10.Bölüm

384 29 109
                                    










~





O akşam Jeno'yla aralarında geçen konuşma Mark için sürpriz olmuştu. Sonuçta kardeşinin haylazlıklarına, aşırılıklarına ve arada uçuk kaçık davranışlarına bile alışkındı. Ama birinden ciddi anlamda hoşlanmaya başlamış olmasını beklememişti. Ama her nedense bu Mark ı içten içe mutlu etmişti çünkü böyle bir hissi kardeşinin yaşaması ve daha da güzelini yaşayacak olmasını onun için dilemişti.

Aşk güzeldi, gerçek sevgi en özel olanıydı. Ve her ne kadar kendine bu konuda inancı ve umudu olmasa da sevdiklerinin bu müthiş duyguyu tatmasını istiyordu. Tıpkı babaları Jaehyun ve Taeyong gibi...

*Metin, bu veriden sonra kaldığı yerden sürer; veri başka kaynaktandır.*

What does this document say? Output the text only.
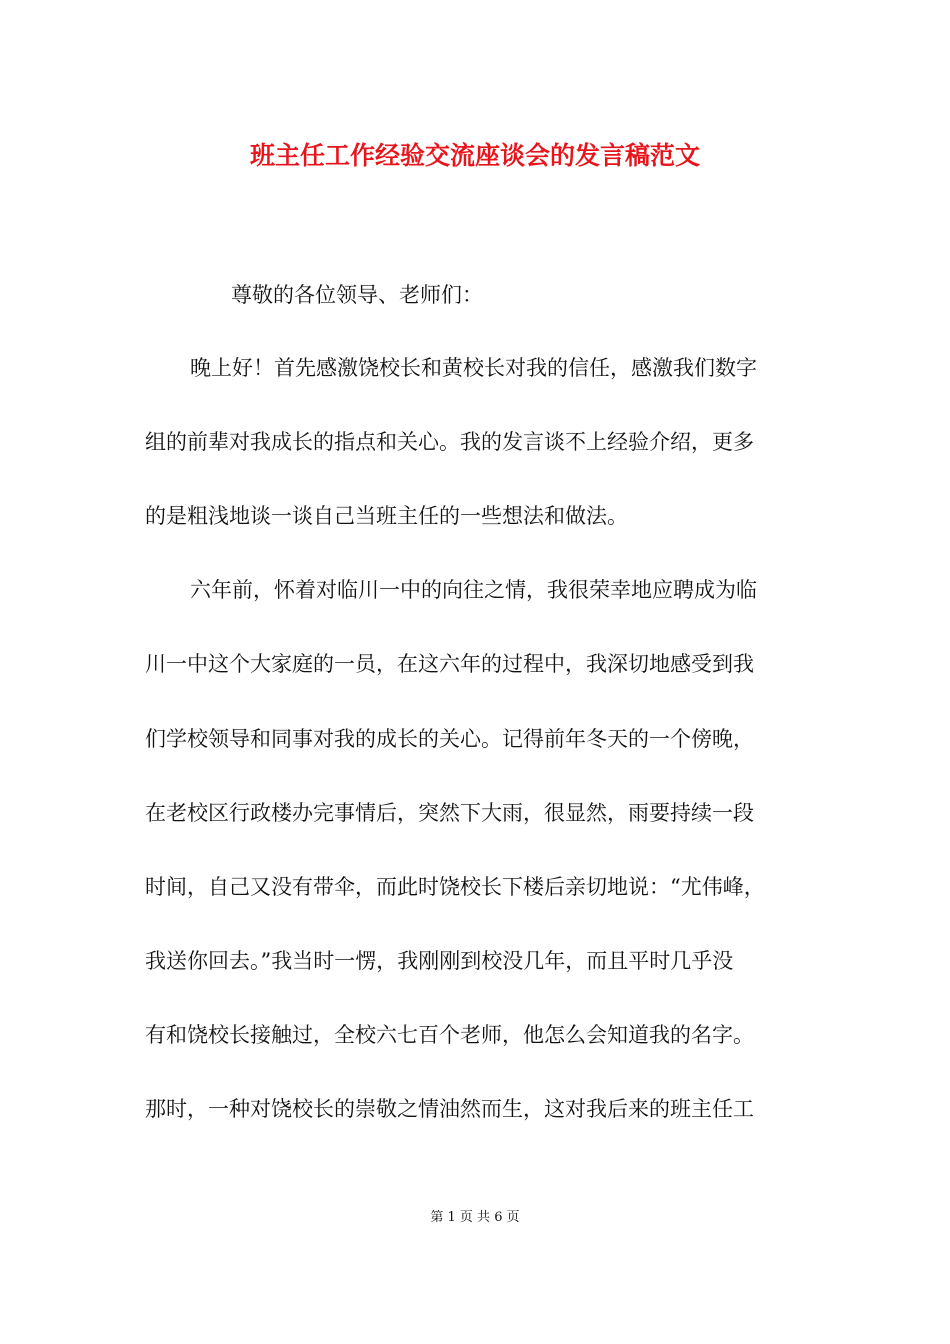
班主任工作经验交流座谈会的发言稿范文

尊敬的各位领导、老师们：

晚上好！首先感激饶校长和黄校长对我的信任，感激我们数字

组的前辈对我成长的指点和关心。我的发言谈不上经验介绍，更多

的是粗浅地谈一谈自己当班主任的一些想法和做法。

六年前，怀着对临川一中的向往之情，我很荣幸地应聘成为临

川一中这个大家庭的一员，在这六年的过程中，我深切地感受到我

们学校领导和同事对我的成长的关心。记得前年冬天的一个傍晚，

在老校区行政楼办完事情后，突然下大雨，很显然，雨要持续一段

时间，自己又没有带伞，而此时饶校长下楼后亲切地说：“尤伟峰，

我送你回去。”我当时一愣，我刚刚到校没几年，而且平时几乎没

有和饶校长接触过，全校六七百个老师，他怎么会知道我的名字。

那时，一种对饶校长的崇敬之情油然而生，这对我后来的班主任工

第 1 页 共 6 页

Konuşmanın üzerinde fazla durmamışlardı çünkü Mark hassas bir konu olduğunu bildiği için konuyu değiştirmiş ve biraz daha geyik yaptıklarında odadan ayrılıp Jeno yu yalnız bırakmıştı. Aslına bakılırsa bir bakıma Mark'ta yalnız kalmaya ihtiyaç duymuştu. Hatta bu sıralar sıklıkla kendi düşünceleriyle yalnız kalıyordu. Onu bu noktaya iten tek bir şey vardı, Haechan.

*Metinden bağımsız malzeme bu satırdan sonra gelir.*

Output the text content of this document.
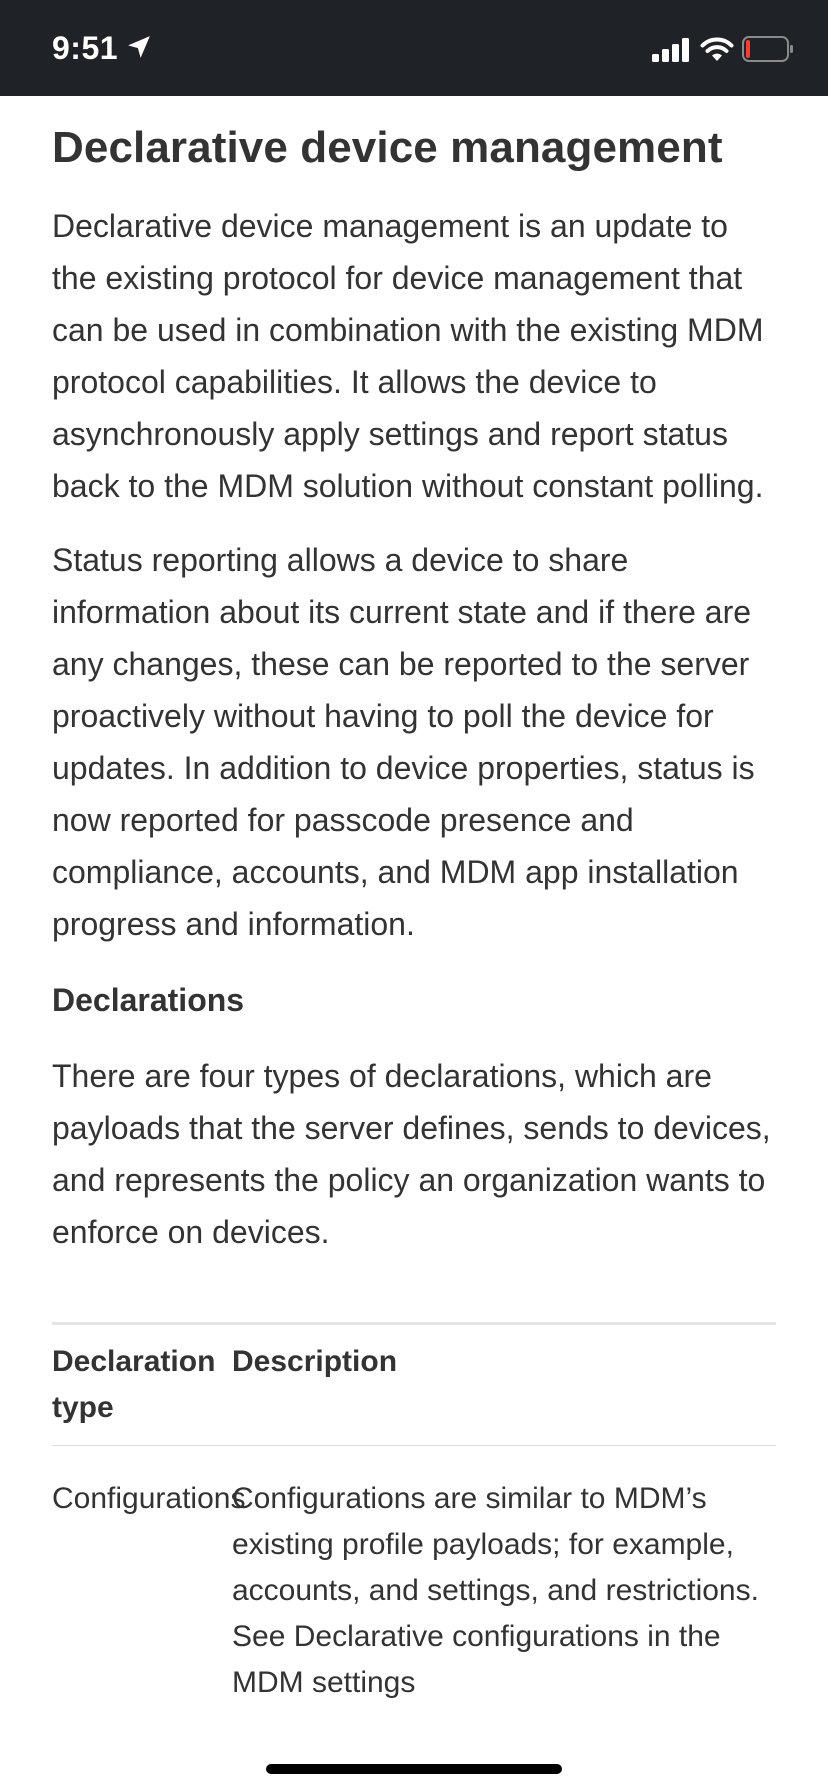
9:51
Declarative device management

Declarative device management is an update to the existing protocol for device management that can be used in combination with the existing MDM protocol capabilities. It allows the device to asynchronously apply settings and report status back to the MDM solution without constant polling.

Status reporting allows a device to share information about its current state and if there are any changes, these can be reported to the server proactively without having to poll the device for updates. In addition to device properties, status is now reported for passcode presence and compliance, accounts, and MDM app installation progress and information.

Declarations

There are four types of declarations, which are payloads that the server defines, sends to devices, and represents the policy an organization wants to enforce on devices.

Declaration type
Description
Configurations
Configurations are similar to MDM’s existing profile payloads; for example, accounts, and settings, and restrictions. See Declarative configurations in the MDM settings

Günlerdir aralarında iletişim yoktu. O akşam barda yaşananlardan sonra iletişimleri neredeyse tamamen kopmuştu. Mark yine aynıydı. Akademiye gidiyor, antrenmanlara katılıyor ve her zamanki gibi en iyisi oluyordu. Haechan da öyleydi. Yine tüm gözler onun üzerindeydi ve yapması gereken her şeyi son derece titizlikle yerine getiriyordu. Ancak birbirleri dışında her şeyle ilgili görünüyorlardı. Mark gerçekten de bu durumdan hoşlanmıyordu ve Haechan dan uzak kalmak istemiyordu. Ama onun peşinden koşacak kadar da rahat bir karaktere sahip değildi.

Her ne kadar iletişimleri olmasa da gözleri sürekli birbirleri üzerindeydi ve Mark Haechan a dair her şeyi öğrenmeyi kafasına koymuştu. Kimseyle konuşmadan işini kendince hallediyordu ve öğrenmek istediği her bilgiye ulaşacaktı. Haechan neden böyleydi? Babasıyla aralarında neden böyl bir iletişim vardı? Annesi ne zaman ve nasıl ölmüştü? Haechan şimdi hayatına nasıl devam ediyordu? Mark kimsenin bilemediklerini öğrenmenin peşindeydi. Ve bunu sadece iç güdüsel olarak yapıyordu. Bir planı yoktu veya herhangi kötü bir düşüncesi, art niyeti yoktu. Tamamen Haechan a odaklı bir zihni vardı. Bunu kendi bile istememişti. Her şey kendi kendine gelişiyordu.

...


Mark gün içinde hazırlanıp evden çıktığında yine kendince bir yol üzerindeydi. Antrenmanlar için akademiye geçmeden önce merak ettiği sorulardan birinin cevabını almayı planlamıştı. Ve yine kimseye herhangi bir şey söylemeden, Haechan babasının şirketi olan, babalarının da en büyük rakiplerinden biri olan yere, sürmüştü arabasını.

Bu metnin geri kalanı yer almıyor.